I recently received an unsolicited message.  I will share it with you, and my comments will appear below:

Dear Fellow Business Owners:

As a business owner who employs 120 people, we have resigned ourselves to the fact that Barack Obama will be our next president, and that our taxes and fees will go up in a BIG way.

To compensate for these increases, we figure that the Customer will have to see an increase in our fees to them of about 8-10%. We will also have to lay off 25 of our employees. This really bothered us as we believe we are family here and didn’t know how to choose who will have to go. So, this is what we did.

We strolled thru the parking lot and found twenty Obama bumper stickers on our employees cars. We have decided these folks will be the first to be laid off.

We can’t think of another fair way to approach this problem. If you have a better idea, let me know.

We are sending this letter to all business owners that we know.

Of course, this man may or may not actually be in business.  But the scenario is realistic and deserves a response.

The Democratic party is not responsible for getting our economy into it’s current mess.  And, frankly, even though I believe that it had the power to help prevent the occurrences that happened to get us into this recession, It is not directly the problem of the Republican party, either.  The problem has as much to do with some greedy business practices at the institutional level as anything else.

A national leadership in any country has a number of economic tools at their disposal to correct the woes of the economy.  They can affect interest rates.  They can offer or not offer economic incentives to businesses.  They can “stimulate” the economy by funding public works projects directly, or even by handing out cash directly to its citizenry.  They can raise or lower taxes.

None of these solutions are absolutely right or wrong.  As tools, they must be used alone or in combinations to improve the economy.  However, some of them do more directly impact various entities of our economy.

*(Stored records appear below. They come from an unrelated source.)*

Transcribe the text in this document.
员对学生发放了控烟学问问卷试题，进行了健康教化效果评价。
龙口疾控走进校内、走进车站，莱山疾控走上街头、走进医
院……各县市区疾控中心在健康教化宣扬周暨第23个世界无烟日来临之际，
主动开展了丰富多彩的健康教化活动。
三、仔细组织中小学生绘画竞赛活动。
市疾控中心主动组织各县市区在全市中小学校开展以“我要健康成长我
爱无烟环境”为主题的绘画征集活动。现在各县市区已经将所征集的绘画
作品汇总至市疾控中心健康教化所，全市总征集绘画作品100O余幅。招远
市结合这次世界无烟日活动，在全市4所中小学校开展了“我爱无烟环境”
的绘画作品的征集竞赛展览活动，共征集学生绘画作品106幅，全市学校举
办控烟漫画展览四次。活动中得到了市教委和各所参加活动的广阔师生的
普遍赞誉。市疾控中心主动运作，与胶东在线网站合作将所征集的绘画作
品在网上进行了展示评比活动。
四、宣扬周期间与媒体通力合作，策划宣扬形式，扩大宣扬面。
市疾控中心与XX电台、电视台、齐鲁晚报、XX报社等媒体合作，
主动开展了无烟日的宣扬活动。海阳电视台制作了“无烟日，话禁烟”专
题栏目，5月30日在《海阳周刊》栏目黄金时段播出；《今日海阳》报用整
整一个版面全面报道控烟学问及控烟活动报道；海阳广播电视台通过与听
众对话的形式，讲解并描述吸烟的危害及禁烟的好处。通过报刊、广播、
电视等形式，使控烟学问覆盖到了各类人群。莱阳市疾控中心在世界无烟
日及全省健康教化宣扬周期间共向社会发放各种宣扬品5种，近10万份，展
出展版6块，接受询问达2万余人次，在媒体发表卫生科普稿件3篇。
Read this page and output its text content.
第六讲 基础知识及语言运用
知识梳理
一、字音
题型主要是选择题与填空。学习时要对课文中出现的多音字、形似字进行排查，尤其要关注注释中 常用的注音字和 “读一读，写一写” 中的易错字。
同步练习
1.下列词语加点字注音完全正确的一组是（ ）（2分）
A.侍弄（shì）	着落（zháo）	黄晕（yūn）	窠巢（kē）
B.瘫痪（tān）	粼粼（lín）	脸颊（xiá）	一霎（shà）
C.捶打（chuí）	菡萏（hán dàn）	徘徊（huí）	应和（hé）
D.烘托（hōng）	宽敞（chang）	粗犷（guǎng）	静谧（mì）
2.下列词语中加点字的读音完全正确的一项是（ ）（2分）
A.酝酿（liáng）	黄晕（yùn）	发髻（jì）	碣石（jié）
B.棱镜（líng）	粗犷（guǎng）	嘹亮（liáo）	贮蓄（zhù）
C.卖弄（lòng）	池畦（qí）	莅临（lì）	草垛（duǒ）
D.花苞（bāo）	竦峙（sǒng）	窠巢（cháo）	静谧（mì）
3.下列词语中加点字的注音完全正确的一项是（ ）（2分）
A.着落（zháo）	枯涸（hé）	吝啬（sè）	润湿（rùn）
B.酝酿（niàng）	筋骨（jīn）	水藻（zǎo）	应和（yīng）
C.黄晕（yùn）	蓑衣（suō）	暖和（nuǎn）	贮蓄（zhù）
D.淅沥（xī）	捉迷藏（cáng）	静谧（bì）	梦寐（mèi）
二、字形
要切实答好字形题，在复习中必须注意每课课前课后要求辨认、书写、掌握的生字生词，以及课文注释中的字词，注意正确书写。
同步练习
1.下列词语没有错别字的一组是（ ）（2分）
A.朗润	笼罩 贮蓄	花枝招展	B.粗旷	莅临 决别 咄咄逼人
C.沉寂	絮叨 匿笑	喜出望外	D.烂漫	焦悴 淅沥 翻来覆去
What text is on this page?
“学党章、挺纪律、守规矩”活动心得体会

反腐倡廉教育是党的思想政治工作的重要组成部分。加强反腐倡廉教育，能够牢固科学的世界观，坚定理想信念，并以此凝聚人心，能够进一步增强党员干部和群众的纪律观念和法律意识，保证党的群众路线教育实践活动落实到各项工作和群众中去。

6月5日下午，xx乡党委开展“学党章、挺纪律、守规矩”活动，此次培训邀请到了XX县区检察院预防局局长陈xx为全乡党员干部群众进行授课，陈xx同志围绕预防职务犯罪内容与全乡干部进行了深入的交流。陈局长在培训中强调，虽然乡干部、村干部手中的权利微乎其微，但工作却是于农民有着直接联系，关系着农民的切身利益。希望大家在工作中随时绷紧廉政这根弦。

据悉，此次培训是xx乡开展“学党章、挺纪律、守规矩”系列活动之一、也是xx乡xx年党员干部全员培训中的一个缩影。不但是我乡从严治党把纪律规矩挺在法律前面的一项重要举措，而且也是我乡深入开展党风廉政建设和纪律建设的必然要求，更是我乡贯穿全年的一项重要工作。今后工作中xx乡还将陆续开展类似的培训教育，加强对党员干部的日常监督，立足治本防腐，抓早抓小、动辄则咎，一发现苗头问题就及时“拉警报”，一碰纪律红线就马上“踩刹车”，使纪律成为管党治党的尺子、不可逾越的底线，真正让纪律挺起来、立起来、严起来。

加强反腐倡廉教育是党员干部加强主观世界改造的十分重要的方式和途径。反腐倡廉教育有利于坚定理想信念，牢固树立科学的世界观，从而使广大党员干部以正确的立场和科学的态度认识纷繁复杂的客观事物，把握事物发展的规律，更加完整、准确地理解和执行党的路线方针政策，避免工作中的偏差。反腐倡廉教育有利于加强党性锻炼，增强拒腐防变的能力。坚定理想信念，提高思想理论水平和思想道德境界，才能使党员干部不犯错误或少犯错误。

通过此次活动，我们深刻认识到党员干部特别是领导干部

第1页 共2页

No one likes to have an increase in taxes, or to have a reduction in the subsidies that our company receives.  At the personal level, it does hurt.  But I value the wisdom of a leader who has the guts to leave all of their options open.  Part of our current problems stem from inflexible decisions that were made in such a way that the leaders would have to “lose face” rather than adjust their thinking to adapt to the current real situation.

If the election of Obama has caused so much trauma for this guy’s company so far, it is clear that he will be out of business when Obama actually takes office in January.  The fact is that, while the road might be rough for a while, blaming it on recent election results will not solve anything.

Some business owners have chosen to try to adapt to the times and the current economic problems.  Some of them will continue to make a go of their business, even though conditions change from time to time.

We DO have problems today operating our small businesses.  We WILL be making less money for a while.  It is unfortunate, but we WILL need to reduce costs, including labor costs.  (And I’m not even sure of the political leanings of the workers I have had to lay off in the past.  But sometimes I have to choose the employees that make the most sense for the ongoing needs of our business.)

Adapting to economic conditions is a part of doing business.  Controlling costs is a part of doing business.  Having the correct number of employees on hand to do the job is a part of doing business.  Certainly it is not pleasant to lose one’s job due to economic conditions.  But it is preferable to the whole company going under.

If this guy needs a fair approach to his employee cost problem, it would behoove him to reduce the employees that contribute the least to his profits.  He needs to DO Business.  Or, as is his right in the USA, he can fire whoever he chooses, even if it is because he doesn’t like their political views.  (Although it also gives me an idea of why his business is really in trouble.)

Whining about which party is in power will not help.  Nor will whining about our costs of doing business.  Working on a solution will.  We will remain strong if we adapt to the changing world around us.  It will not be a comfortable process, but it will get us through.

It will serve us well here in Cascadia to do what we can to adapt to the world around us.  Whether or not you like the results of the latest elections, we must now go forward and play the hands that we were dealt.  We do what we can, and we will all come out all right in the end.